# Filling the grain with a Tung Oil finish



## mlacab (Oct 21, 2008)

I am trying to acheave a hand rubbed finish on varius veneers. One in particular is Wenge. Does anybody have any suggestions on how to fill the grain and use a Tung Oil finish. I have heard that you can't spray a sealer (multiple coats) to fill the grain as the Oil will not penetrate the wood. I am also hearing the same regarding a paste filler. I am on a deadline to get samples out and would be thankfull for any and all feedback. Thanks,MLACAB


----------



## cabinetman (Jul 5, 2007)

*WELCOME TO THE FORUM*

Wenge is a porous and oily wood. Take a sample and give it a good wipe down with acetone. Then use a paste wood filler. Use *this one* or similar one that is solvent based.

Once you are done with that procedure, you can use most any finish. The products marked "Tung Oil Finish" may or may not have any pure tung oil in it at all. Most "finishes" marked that way are a mix of an oil, usually boiled linseed oil, mineral spirits, and an oil base varnish, usually mixed in thirds. You can use those or mix your own and increase the varnish ratio to 50%.

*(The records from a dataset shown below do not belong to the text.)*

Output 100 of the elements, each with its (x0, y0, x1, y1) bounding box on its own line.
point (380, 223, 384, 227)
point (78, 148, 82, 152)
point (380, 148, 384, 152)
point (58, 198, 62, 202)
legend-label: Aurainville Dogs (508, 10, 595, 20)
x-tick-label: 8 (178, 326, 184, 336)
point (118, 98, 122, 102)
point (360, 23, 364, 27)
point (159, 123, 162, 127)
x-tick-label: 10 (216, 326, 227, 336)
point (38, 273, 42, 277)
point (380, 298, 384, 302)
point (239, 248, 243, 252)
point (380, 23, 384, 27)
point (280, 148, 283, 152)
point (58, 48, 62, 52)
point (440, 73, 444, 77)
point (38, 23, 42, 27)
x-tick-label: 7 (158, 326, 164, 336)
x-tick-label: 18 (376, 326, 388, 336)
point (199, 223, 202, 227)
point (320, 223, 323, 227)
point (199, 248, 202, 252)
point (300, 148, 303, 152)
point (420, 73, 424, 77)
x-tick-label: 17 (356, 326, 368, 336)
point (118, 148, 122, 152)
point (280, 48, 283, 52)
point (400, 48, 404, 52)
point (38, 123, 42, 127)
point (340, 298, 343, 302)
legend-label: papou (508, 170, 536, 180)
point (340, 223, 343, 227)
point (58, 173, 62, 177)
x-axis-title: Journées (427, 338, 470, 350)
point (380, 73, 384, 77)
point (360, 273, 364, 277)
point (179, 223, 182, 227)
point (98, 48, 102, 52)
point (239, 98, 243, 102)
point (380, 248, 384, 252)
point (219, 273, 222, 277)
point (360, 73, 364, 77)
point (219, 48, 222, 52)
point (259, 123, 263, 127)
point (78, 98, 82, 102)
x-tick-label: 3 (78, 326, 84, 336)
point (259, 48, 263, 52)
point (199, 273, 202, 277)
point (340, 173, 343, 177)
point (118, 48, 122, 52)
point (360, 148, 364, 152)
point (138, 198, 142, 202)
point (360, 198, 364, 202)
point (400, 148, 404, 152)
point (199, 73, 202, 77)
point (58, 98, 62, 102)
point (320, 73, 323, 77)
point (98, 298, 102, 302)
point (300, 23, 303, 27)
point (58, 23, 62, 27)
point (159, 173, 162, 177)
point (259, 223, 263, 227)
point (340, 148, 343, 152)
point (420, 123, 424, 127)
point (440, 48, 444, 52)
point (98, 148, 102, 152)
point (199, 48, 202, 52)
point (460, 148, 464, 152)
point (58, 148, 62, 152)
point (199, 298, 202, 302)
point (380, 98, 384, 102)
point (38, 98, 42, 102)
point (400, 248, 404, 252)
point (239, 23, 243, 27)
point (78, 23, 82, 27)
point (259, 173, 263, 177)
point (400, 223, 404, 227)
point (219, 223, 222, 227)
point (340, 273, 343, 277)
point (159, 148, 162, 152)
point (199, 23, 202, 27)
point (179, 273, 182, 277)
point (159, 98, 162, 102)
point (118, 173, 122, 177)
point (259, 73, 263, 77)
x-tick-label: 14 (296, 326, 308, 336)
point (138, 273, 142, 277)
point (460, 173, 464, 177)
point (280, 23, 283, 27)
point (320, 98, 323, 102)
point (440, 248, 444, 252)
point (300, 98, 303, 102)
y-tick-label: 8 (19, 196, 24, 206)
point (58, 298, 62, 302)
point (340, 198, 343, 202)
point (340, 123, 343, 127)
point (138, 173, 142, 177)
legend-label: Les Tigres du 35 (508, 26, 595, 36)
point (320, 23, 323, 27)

Or, you could just use as a wipe on finish a thinned mix of oil base varnish or oil base polyurethane, and mineral spirits.


----------



## Rob (Oct 31, 2006)

I would do as cabinetman suggested but would use a spitcoat of dewaxed shellac before applying the filler. The oils may come back to haunt you without a barrier coat of some kind.


----------